MLP-LOA: a metaheuristic approach to design an optimal multilayer perceptron

Designing an ANN is a complex task as its performance is highly dependent on the network architecture as well as the training algorithm used to select proper synaptic weights and biases. Choosing an optimal design leads to greater accuracy when the ANN is used for classification. In this paper, we propose an approach multilayer perceptron-lion optimization algorithm (MLP-LOA) that uses lion optimization algorithm to find an optimum multilayer perceptron (MLP) architecture for a given classification problem. MLP-LOA uses back-propagation (BP) for training during the optimization process. MLP-LOA also optimizes learning rate and momentum as they have a significant role while training MLP using BP. LOA is a population-based metaheuristic algorithm inspired by the lifestyle of lions and their cooperative behavior.

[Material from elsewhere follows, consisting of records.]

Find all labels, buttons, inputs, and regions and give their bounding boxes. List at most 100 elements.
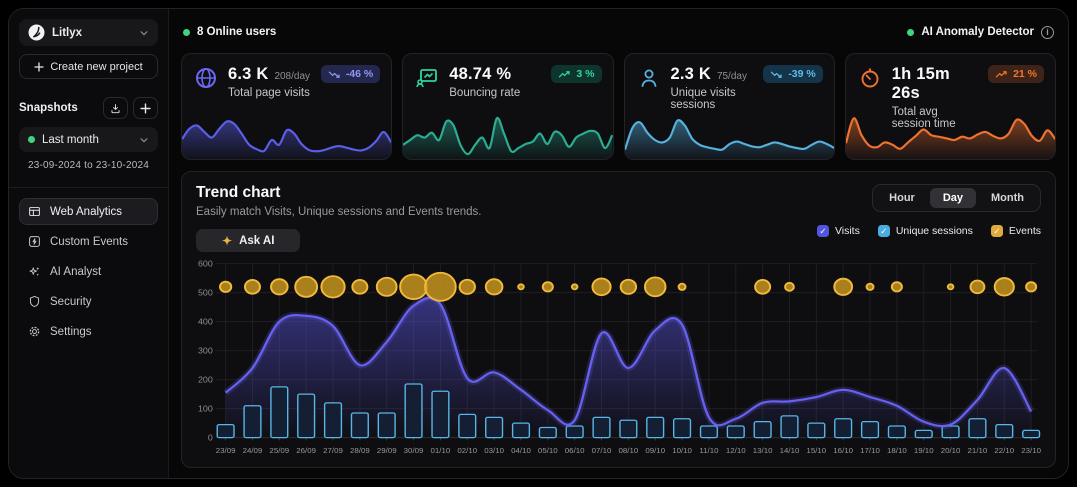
svg-text:400: 400 (198, 317, 213, 327)
svg-text:06/10: 06/10 (565, 446, 585, 455)
chevron-down-icon (139, 28, 149, 38)
chart-legend: ✓ Visits ✓ Unique sessions ✓ Events (817, 225, 1041, 237)
sidebar-item-label: Security (50, 296, 92, 308)
stat-rate: 208/day (274, 71, 310, 82)
security-icon (28, 295, 41, 308)
stat-value: 2.3 K (671, 65, 711, 84)
svg-text:12/10: 12/10 (726, 446, 746, 455)
stat-value: 1h 15m 26s (892, 65, 973, 103)
ask-ai-button[interactable]: ✦ Ask AI (196, 229, 300, 252)
presentation-icon (414, 65, 440, 91)
trend-chart-title: Trend chart (196, 184, 482, 202)
snapshot-date-range: 23-09-2024 to 23-10-2024 (19, 160, 158, 171)
sidebar-item-custom-events[interactable]: Custom Events (19, 228, 158, 255)
legend-events[interactable]: ✓ Events (991, 225, 1041, 237)
chevron-down-icon (139, 135, 149, 145)
plus-icon (34, 62, 44, 72)
svg-text:03/10: 03/10 (484, 446, 504, 455)
snapshot-add-button[interactable] (133, 97, 158, 119)
svg-text:15/10: 15/10 (806, 446, 826, 455)
plus-icon (140, 103, 151, 114)
create-project-button[interactable]: Create new project (19, 54, 158, 79)
legend-unique-sessions[interactable]: ✓ Unique sessions (878, 225, 973, 237)
svg-text:27/09: 27/09 (323, 446, 343, 455)
sidebar-divider (9, 187, 168, 188)
stat-label: Total page visits (228, 87, 312, 99)
svg-text:24/09: 24/09 (243, 446, 263, 455)
snapshot-export-button[interactable] (103, 97, 128, 119)
checkbox-checked-icon: ✓ (878, 225, 890, 237)
online-status-dot (183, 29, 190, 36)
settings-icon (28, 325, 41, 338)
custom-events-icon (28, 235, 41, 248)
svg-text:09/10: 09/10 (645, 446, 665, 455)
anomaly-status-dot (907, 29, 914, 36)
sparkline-chart (625, 110, 834, 159)
legend-visits[interactable]: ✓ Visits (817, 225, 860, 237)
info-icon[interactable]: i (1041, 26, 1054, 39)
main-content: 8 Online users AI Anomaly Detector i (169, 9, 1068, 478)
trend-up-icon (558, 70, 571, 79)
topbar: 8 Online users AI Anomaly Detector i (181, 19, 1056, 45)
svg-text:16/10: 16/10 (833, 446, 853, 455)
card-bouncing-rate: 48.74 % Bouncing rate 3 % (402, 53, 613, 160)
app-window: Litlyx Create new project Snapshots (8, 8, 1069, 479)
stat-label: Bouncing rate (449, 87, 542, 99)
sparkline-chart (403, 110, 612, 159)
svg-text:17/10: 17/10 (860, 446, 880, 455)
checkbox-checked-icon: ✓ (817, 225, 829, 237)
trend-chart[interactable]: 010020030040050060023/0924/0925/0926/092… (196, 260, 1041, 463)
stat-rate: 75/day (717, 71, 747, 82)
trend-up-icon (995, 70, 1008, 79)
svg-text:07/10: 07/10 (592, 446, 612, 455)
svg-text:19/10: 19/10 (914, 446, 934, 455)
range-month-button[interactable]: Month (978, 188, 1037, 208)
svg-text:0: 0 (208, 433, 213, 443)
sidebar-nav: Web Analytics Custom Events AI Analyst (19, 198, 158, 345)
download-icon (110, 103, 121, 114)
stat-label: Unique visits sessions (671, 87, 755, 111)
sidebar-item-security[interactable]: Security (19, 288, 158, 315)
ai-analyst-icon (28, 265, 41, 278)
ask-ai-label: Ask AI (239, 235, 274, 247)
trend-badge: 3 % (551, 65, 601, 83)
range-day-button[interactable]: Day (930, 188, 976, 208)
trend-badge: -46 % (321, 65, 380, 83)
checkbox-checked-icon: ✓ (991, 225, 1003, 237)
svg-text:25/09: 25/09 (269, 446, 289, 455)
timer-icon (857, 65, 883, 91)
svg-text:04/10: 04/10 (511, 446, 531, 455)
period-status-dot (28, 136, 35, 143)
svg-text:10/10: 10/10 (672, 446, 692, 455)
create-project-label: Create new project (50, 61, 142, 73)
stat-value: 6.3 K (228, 65, 268, 84)
svg-text:18/10: 18/10 (887, 446, 907, 455)
web-analytics-icon (28, 205, 41, 218)
svg-text:23/09: 23/09 (216, 446, 236, 455)
sidebar: Litlyx Create new project Snapshots (9, 9, 169, 478)
sidebar-item-ai-analyst[interactable]: AI Analyst (19, 258, 158, 285)
sidebar-item-label: Custom Events (50, 236, 128, 248)
svg-text:11/10: 11/10 (699, 446, 718, 455)
sidebar-item-label: Web Analytics (50, 206, 122, 218)
svg-text:100: 100 (198, 404, 213, 414)
svg-text:05/10: 05/10 (538, 446, 558, 455)
svg-text:29/09: 29/09 (377, 446, 397, 455)
litlyx-logo-icon (28, 24, 45, 41)
project-name: Litlyx (52, 27, 132, 39)
svg-text:13/10: 13/10 (753, 446, 773, 455)
trend-down-icon (328, 70, 341, 79)
sidebar-item-label: Settings (50, 326, 92, 338)
svg-text:300: 300 (198, 346, 213, 356)
trend-chart-panel: Trend chart Easily match Visits, Unique … (181, 171, 1056, 468)
snapshot-period-select[interactable]: Last month (19, 127, 158, 152)
sidebar-item-web-analytics[interactable]: Web Analytics (19, 198, 158, 225)
project-selector[interactable]: Litlyx (19, 19, 158, 46)
range-hour-button[interactable]: Hour (876, 188, 928, 208)
card-avg-session-time: 1h 15m 26s Total avg session time 21 % (845, 53, 1056, 160)
sparkle-icon: ✦ (222, 235, 232, 247)
stat-value: 48.74 % (449, 65, 511, 84)
sidebar-item-settings[interactable]: Settings (19, 318, 158, 345)
sidebar-item-label: AI Analyst (50, 266, 101, 278)
snapshot-period-value: Last month (42, 134, 132, 146)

LOA, unlike other metaheuristics, uses different strategies to search for optimal solution, performs strong local search and helps to escape from worst solutions. A new fitness function is proposed to evaluate MLP based on its generalization ability as well as the network’s complexity. This is done to avoid dense architectures as they increase chances of overfitting. The proposed approach is tested on different classification problems selected from University of California Irvine repository and compared with the existing state-of-the-art techniques in terms of accuracy achieved during testing phase. Experimental results show that MLP-LOA performs better as compared to the existing state-of-the-art techniques.